— Ольга Петровна, вы опять забыли ключи?
Я вздрогнула и обернулась. На площадке стоял пожилой мужчина в тёмном костюме с жилетом, белоснежной рубашке и бабочке. В руках он держал трость с серебряным набалдашником. Таких я видела только в старых фильмах.
— Простите, я не… Мы только вчера въехали, — пробормотала я, судорожно роясь в сумке. Телефон звонил уже третий раз. Евгений. Опять что-то забыла, не туда положила, не так сделала.
— Михаил Фёдорович Громов, — сосед протянул руку. — Живу напротив. Если что-то понадобится, обращайтесь.
Я пожала сухую, но крепкую ладонь и юркнула в квартиру. Телефон надрывался. Евгений требовал, чтобы я срочно вернулась домой и забрала документы, которые он забыл. Опять я виновата. Я всегда виновата.
Вечером, возвращаясь с работы, я увидела, что дверь напротив приоткрыта. Оттуда доносилась музыка. Не современная, не из колонок. Грампластинка. Скрип, треск, а потом голос — низкий, бархатный, поющий на каком-то иностранном языке.
— Входите, Ольга Петровна, — раздалось из глубины квартиры. — Я слышу ваши шаги уже третий день. Всегда в одно время, всегда торопитесь.
Я замерла на пороге. Здравый смысл подсказывал развернуться и уйти. Но что-то внутри, какое-то забытое любопытство, потянуло вперёд.
Квартира профессора Громова была как музей. Книжные полки от пола до потолка, старинная мебель, тяжёлые шторы. На столе горели свечи. Настоящие восковые свечи, а не электрические гирлянды. Пахло бумагой, воском и чем-то ещё — стариной, что ли.
— Чай? — профессор уже разливал напиток по тонким фарфоровым чашкам. — Это Эдит Пиаф. Знаете такую?
Я отрицательно мотнула головой. Мне было неловко. Я не помнила, когда последний раз сидела вот так, просто так, без цели, без повестки дня, без списка задач. За последние пять лет я разучилась останавливаться.
— Французская певица. Голос, который знали все. Сейчас таких нет. Впрочем, может, и есть, но я не знаю. Я не слушаю современную музыку.
— Почему?
— Потому что она не ранит. А настоящее искусство должно ранить, Ольга Петровна. Иначе это просто шум.

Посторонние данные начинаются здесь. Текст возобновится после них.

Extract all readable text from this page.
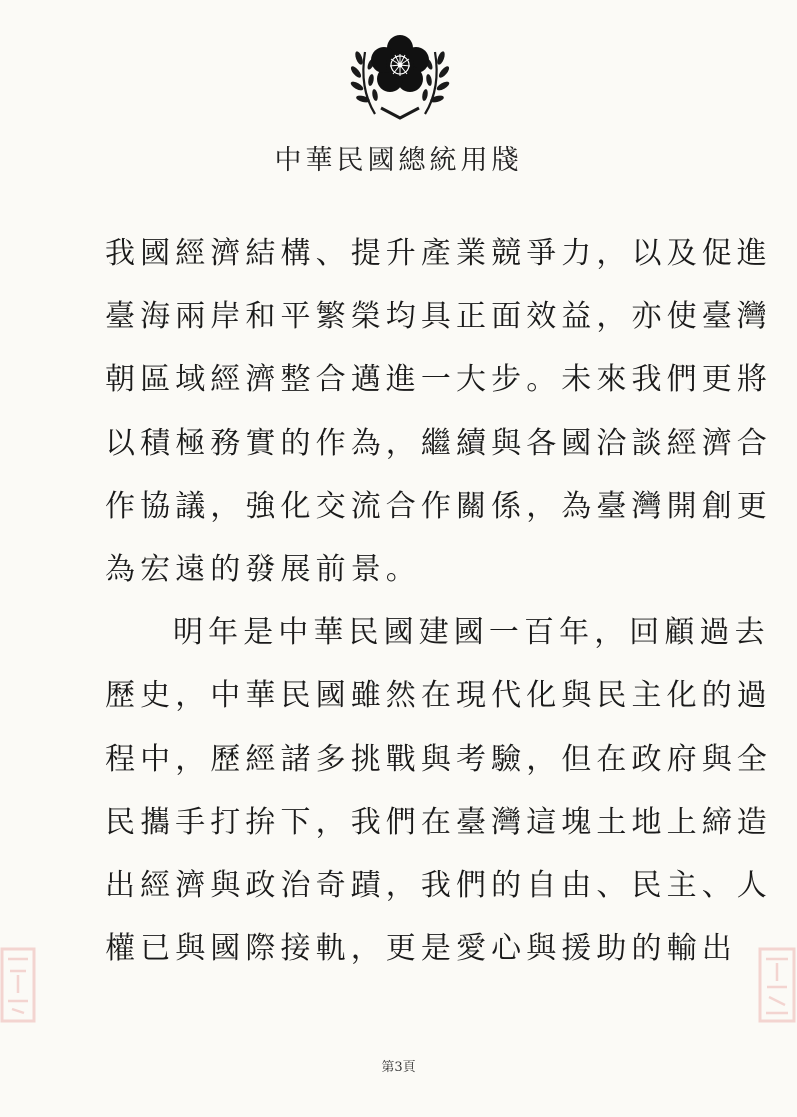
中華民國總統用牋
我國經濟結構、提升產業競爭力，以及促進
臺海兩岸和平繁榮均具正面效益，亦使臺灣
朝區域經濟整合邁進一大步。未來我們更將
以積極務實的作為，繼續與各國洽談經濟合
作協議，強化交流合作關係，為臺灣開創更
為宏遠的發展前景。
明年是中華民國建國一百年，回顧過去
歷史，中華民國雖然在現代化與民主化的過
程中，歷經諸多挑戰與考驗，但在政府與全
民攜手打拚下，我們在臺灣這塊土地上締造
出經濟與政治奇蹟，我們的自由、民主、人
權已與國際接軌，更是愛心與援助的輸出
第3頁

Мы проговорили два часа. Профессор рассказывал о книгах, которые читал, о поэзии, о своей жене Марии, которая умерла четыре года назад. Он говорил так, словно она вышла в соседнюю комнату и сейчас вернётся. Я слушала и чувствовала, как что-то во мне оттаивает. Словно я годами жила в холодильнике и наконец попала в тепло.
Когда я вернулась домой, Евгений смотрел футбол. Даже не поднял глаз.
— Где была?
— У соседа.
— У какого соседа?
— Напротив. Пожилой профессор.
Евгений хмыкнул и вернулся к экрану. Мы не разговаривали уже давно. Мы функционировали. Я готовила завтрак, он приносил зарплату. Я стирала его рубашки, он оплачивал счета. Идеальная система. Без любви, без тепла, без смысла.

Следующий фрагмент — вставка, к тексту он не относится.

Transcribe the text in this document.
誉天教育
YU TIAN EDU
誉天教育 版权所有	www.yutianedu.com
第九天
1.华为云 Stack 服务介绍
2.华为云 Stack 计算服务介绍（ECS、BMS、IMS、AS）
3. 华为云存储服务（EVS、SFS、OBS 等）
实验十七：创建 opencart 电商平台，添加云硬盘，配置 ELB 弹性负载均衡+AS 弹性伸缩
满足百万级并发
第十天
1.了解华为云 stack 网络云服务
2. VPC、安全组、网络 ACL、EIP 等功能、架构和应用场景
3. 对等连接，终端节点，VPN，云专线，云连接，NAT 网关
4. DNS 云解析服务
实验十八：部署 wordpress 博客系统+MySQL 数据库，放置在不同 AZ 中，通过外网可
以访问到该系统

С тех пор я стала ходить к Михаилу Фёдоровичу раз в неделю. По средам. Он заваривал чай, ставил пластинку, и мы разговаривали. О чём? Обо всём и ни о чём. О том, как меняется город, как исчезают старые дворы, как люди разучились смотреть друг другу в глаза. О книгах, которые я не читала, о фильмах, которых не видела, о жизни, которую не жила.
— Вы несчастливы, Ольга Петровна, — сказал он однажды.

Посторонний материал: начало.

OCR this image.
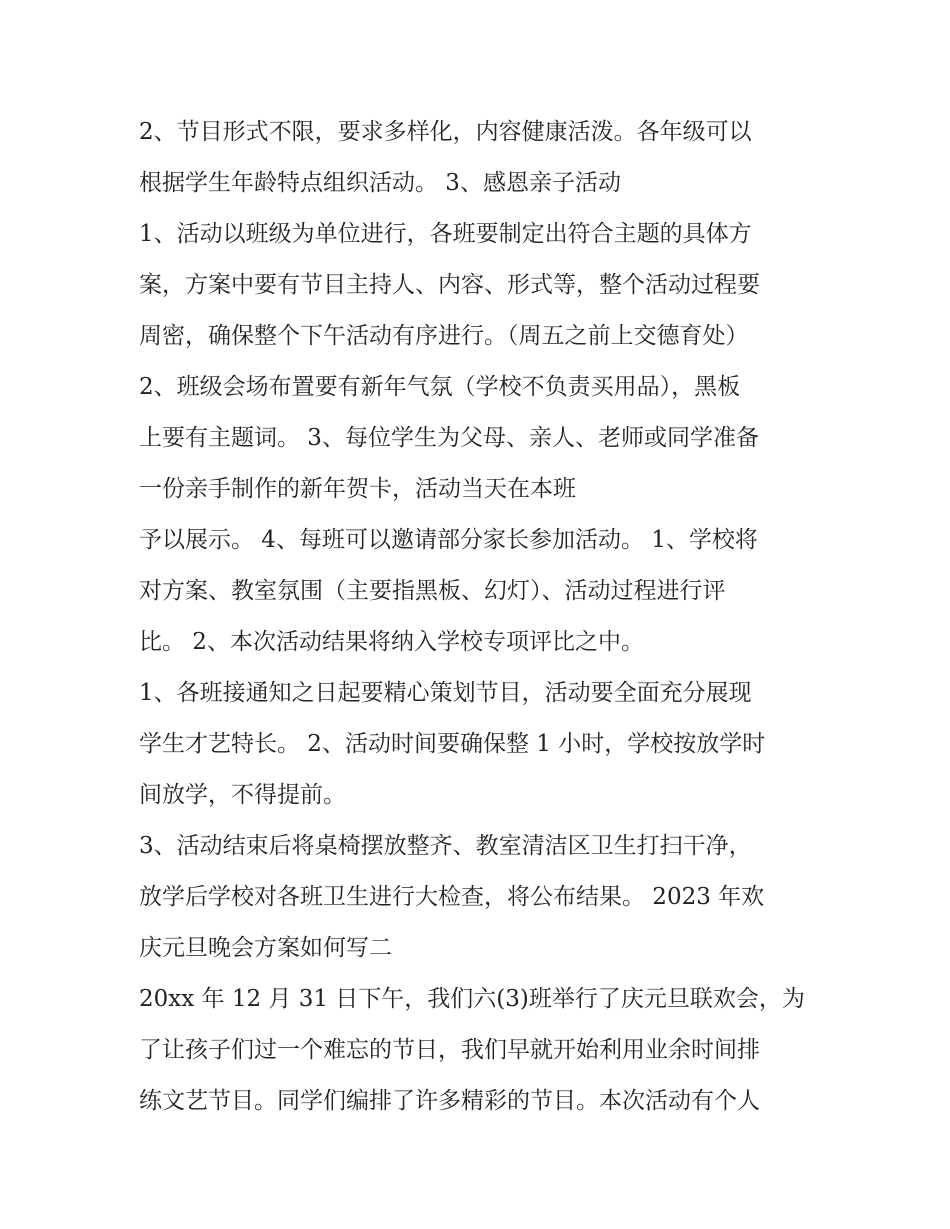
2、节目形式不限，要求多样化，内容健康活泼。各年级可以
根据学生年龄特点组织活动。 3、感恩亲子活动
1、活动以班级为单位进行，各班要制定出符合主题的具体方
案，方案中要有节目主持人、内容、形式等，整个活动过程要
周密，确保整个下午活动有序进行。（周五之前上交德育处）
2、班级会场布置要有新年气氛（学校不负责买用品），黑板
上要有主题词。 3、每位学生为父母、亲人、老师或同学准备
一份亲手制作的新年贺卡，活动当天在本班
予以展示。 4、每班可以邀请部分家长参加活动。 1、学校将
对方案、教室氛围（主要指黑板、幻灯）、活动过程进行评
比。 2、本次活动结果将纳入学校专项评比之中。
1、各班接通知之日起要精心策划节目，活动要全面充分展现
学生才艺特长。 2、活动时间要确保整 1 小时，学校按放学时
间放学，不得提前。
3、活动结束后将桌椅摆放整齐、教室清洁区卫生打扫干净，
放学后学校对各班卫生进行大检查，将公布结果。 2023 年欢
庆元旦晚会方案如何写二
20xx 年 12 月 31 日下午，我们六(3)班举行了庆元旦联欢会，为
了让孩子们过一个难忘的节日，我们早就开始利用业余时间排
练文艺节目。同学们编排了许多精彩的节目。本次活动有个人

Я замерла с чашкой в руках. Никто никогда не говорил мне этого в лицо. Никто не замечал. Или делал вид, что не замечает.
— Я вижу это по вашим глазам. Вы живёте не свою жизнь. Вы играете роль. Но роли когда-нибудь кончаются, а актёры остаются одни.
— Я не могу просто взять и всё бросить.
— Почему?
— Потому что так не делают. Потому что у меня работа, муж, квартира, кредит. Потому что я не могу подвести людей.
— Каких людей, Ольга Петровна? Мужа, который не разговаривает с вами? Начальника, который не помнит вашего имени? Или себя?
Я не ответила. Я не знала ответа.
Август был душным. Город плавился от жары, а я задыхалась от собственной жизни. Работа стала невыносимой. Бесконечные планёрки, отчёты, презентации. Зачем? Для чего? Чтобы продать больше, заработать больше, купить больше. И что потом?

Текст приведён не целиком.